Nephrite was somewhere up ahead, leading our troops from the front. When I had last seen him, his sword had been dripping blood onto the floor, and his uniform had been soaked with it. Fortunately, none of that blood had been of the particular shade of green that would indicate that it belonged to him. And there hadn't been any sign of damage to his shoulder, with which he always seemed to have particularly bad luck.
There were more than a few blood spatters on the front of my jacket as well. They dyed the cloth some improbable, mottled dark shade in the eerie twilight that seemed to pervade this place.
I want to go home, I thought, swallowing, this time, not to defeat nausea, but to hold back tears. I just want to go back to being plain Molly Baker, with no more complicated concerns in life than what I should wear tomorrow or whether I should date Melvin-the-school-braniac. But as I entered a lull in the fighting and caught sight of Nephrite up ahead, I knew it wasn't true. Going back to that normal child's life would mean losing the only thing that made this new life bearable for me.
"That's the last of them for a while, I think." His left hand, the one without the sword in it, closed on my shoulder. "Are you holding up all right?"

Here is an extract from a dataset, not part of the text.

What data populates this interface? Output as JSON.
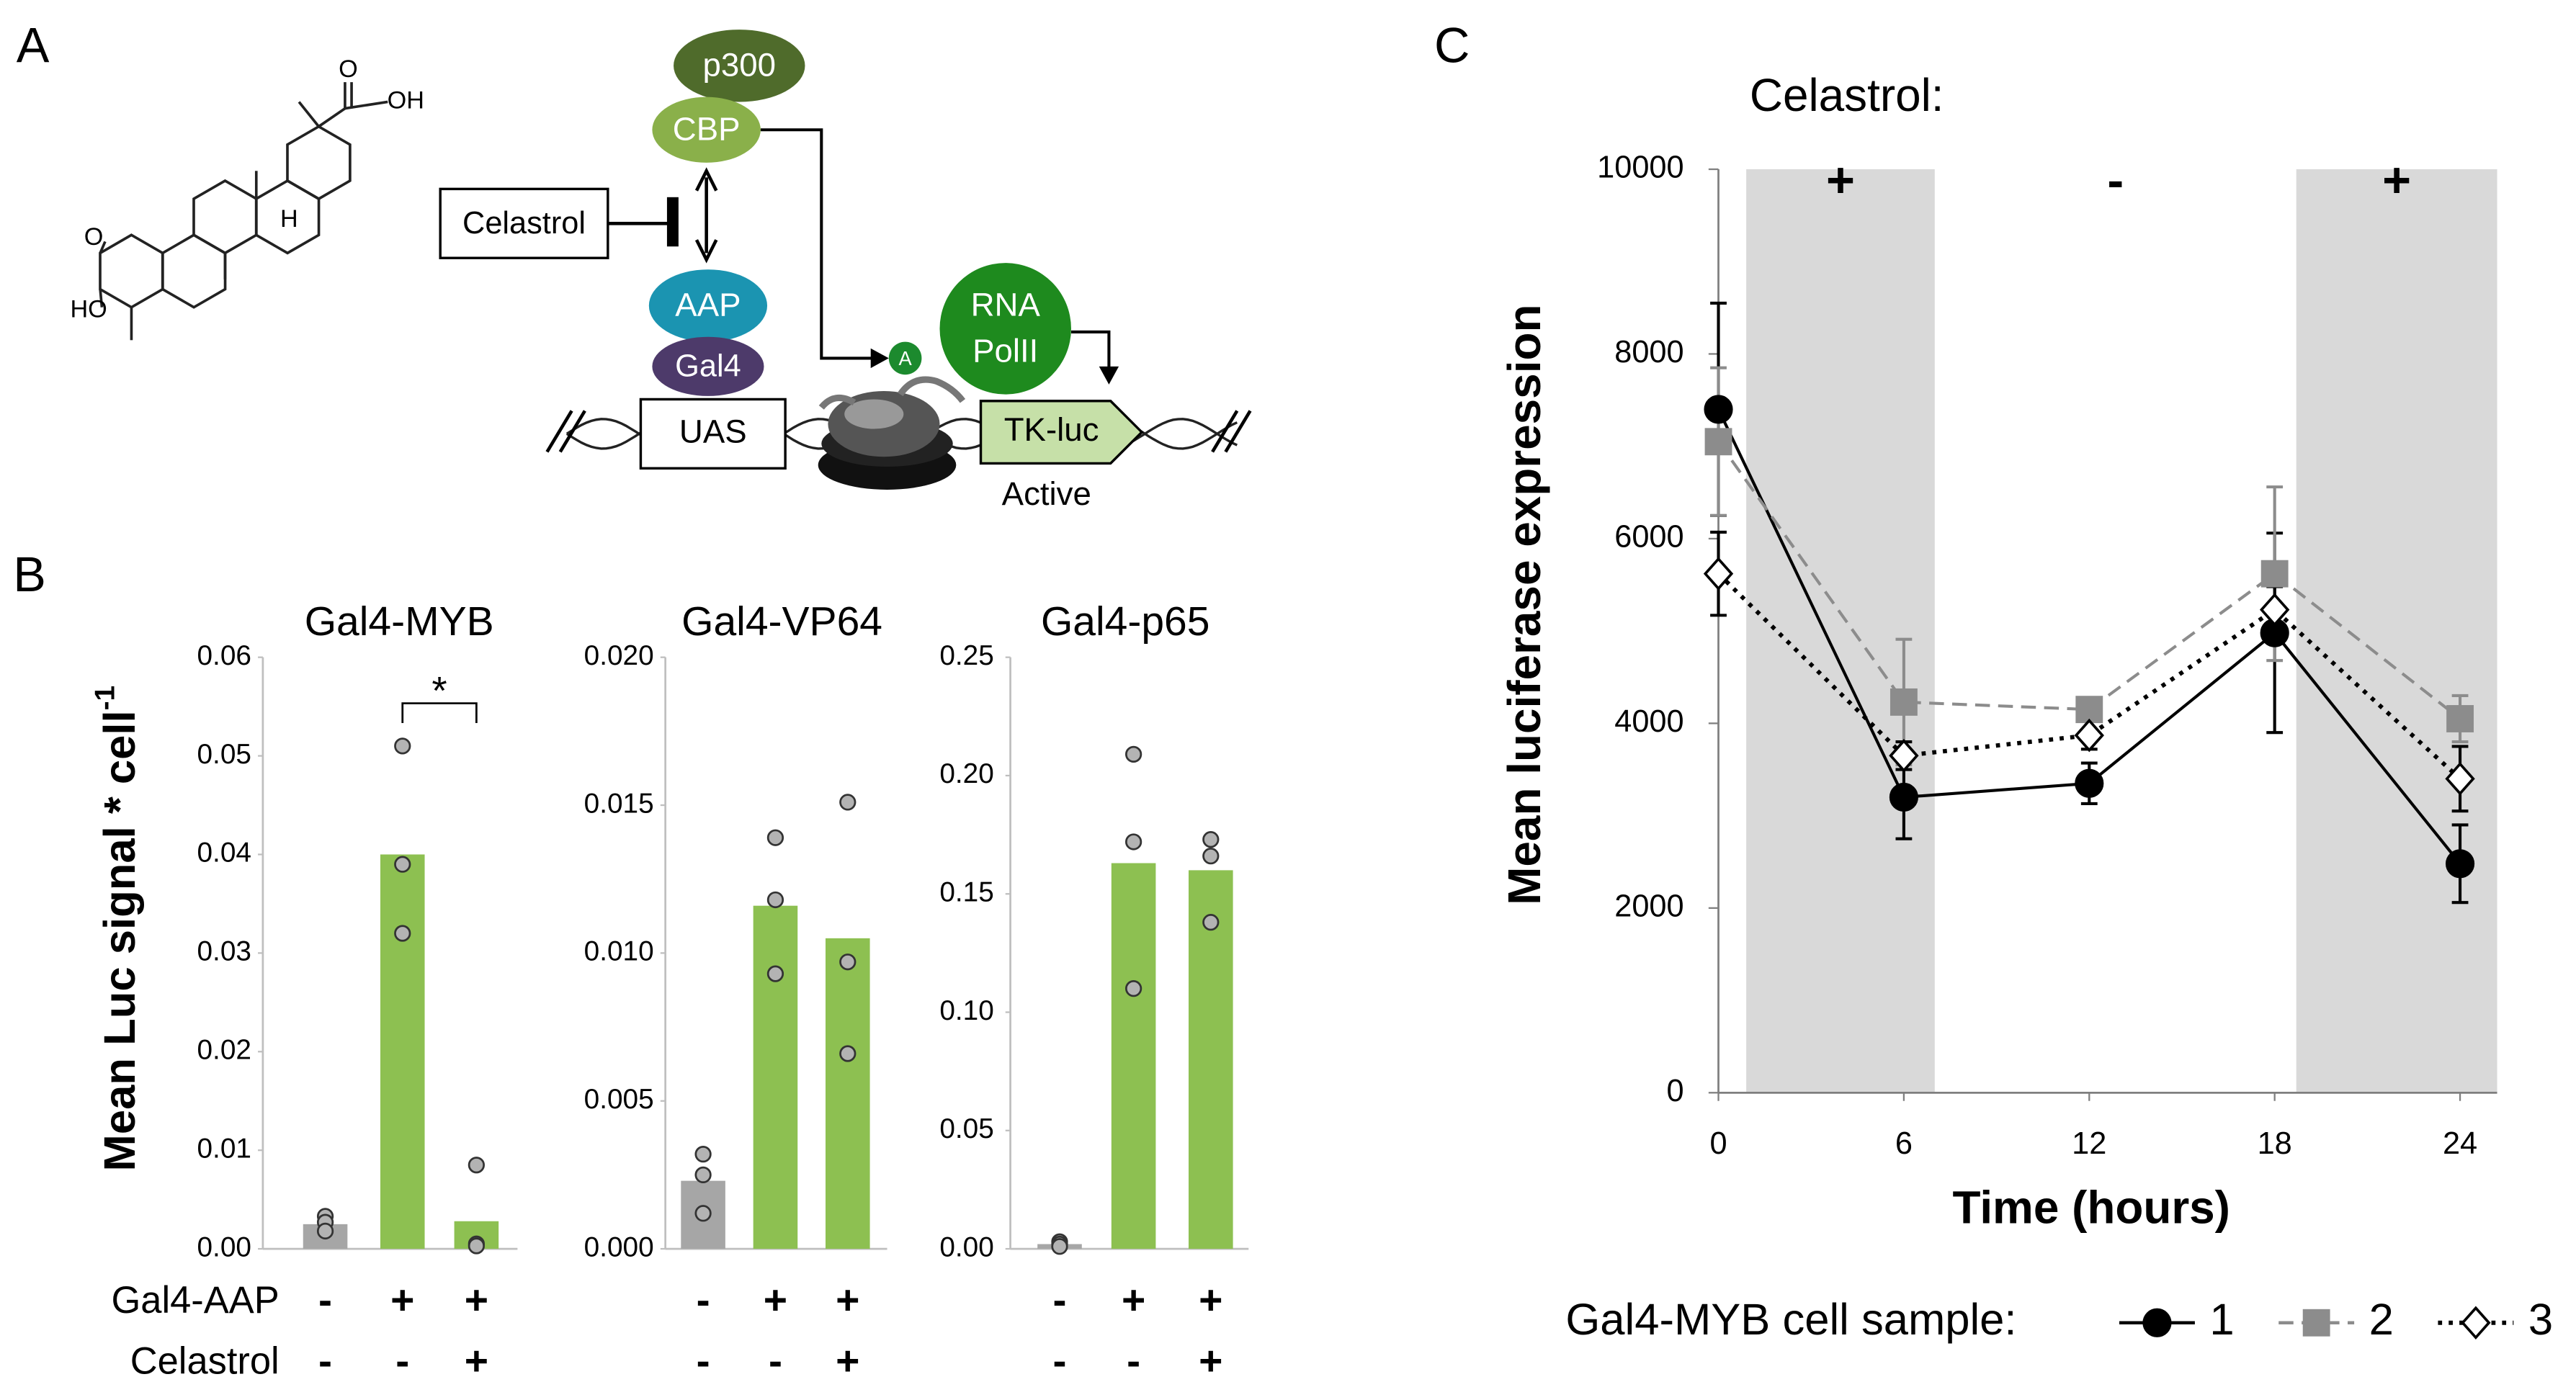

I turned and wrapped my arms around him, needing to feel him close to me, and not caring what was smeared on the front of his jacket. "I'm going to be glad when this is over," I said.
"So am I, my love. So am I. Zantisa! Keep them moving! It shouldn't be more than a few more hours now."
A few more hours. Then it would be over. One way or the other. Either Malachite's gambit would succeed and the Negaforce would be destroyed, or we would be standing before Beryl's throne in chains, waiting for our execution.
I pulled Nephrite's head down toward me for a desperate kiss. His lips tasted of the youma blood we were both so liberally spattered with. <<I'm frightened.>>
<<I know. You weren't ready for this. None of us really were. But sometimes, events just don't turn out the way we want them to. And we'd better get moving. This really isn't the time or the place for us to be doing this.>>
* * * * * * * *
Serena
"Which way?" I asked for what seemed like the tenth time.
Amy slapped her data computer. "I don't know. I can't get any decent readings."
"So we're just going to be wandering around?" Lita asked.
The expression on Amy's face told the rest of us all that we needed to know. We were lost.
"Well, I think we should go that way." I pointed at a randomly chosen tunnel, and hoped it went in something resembling the right direction.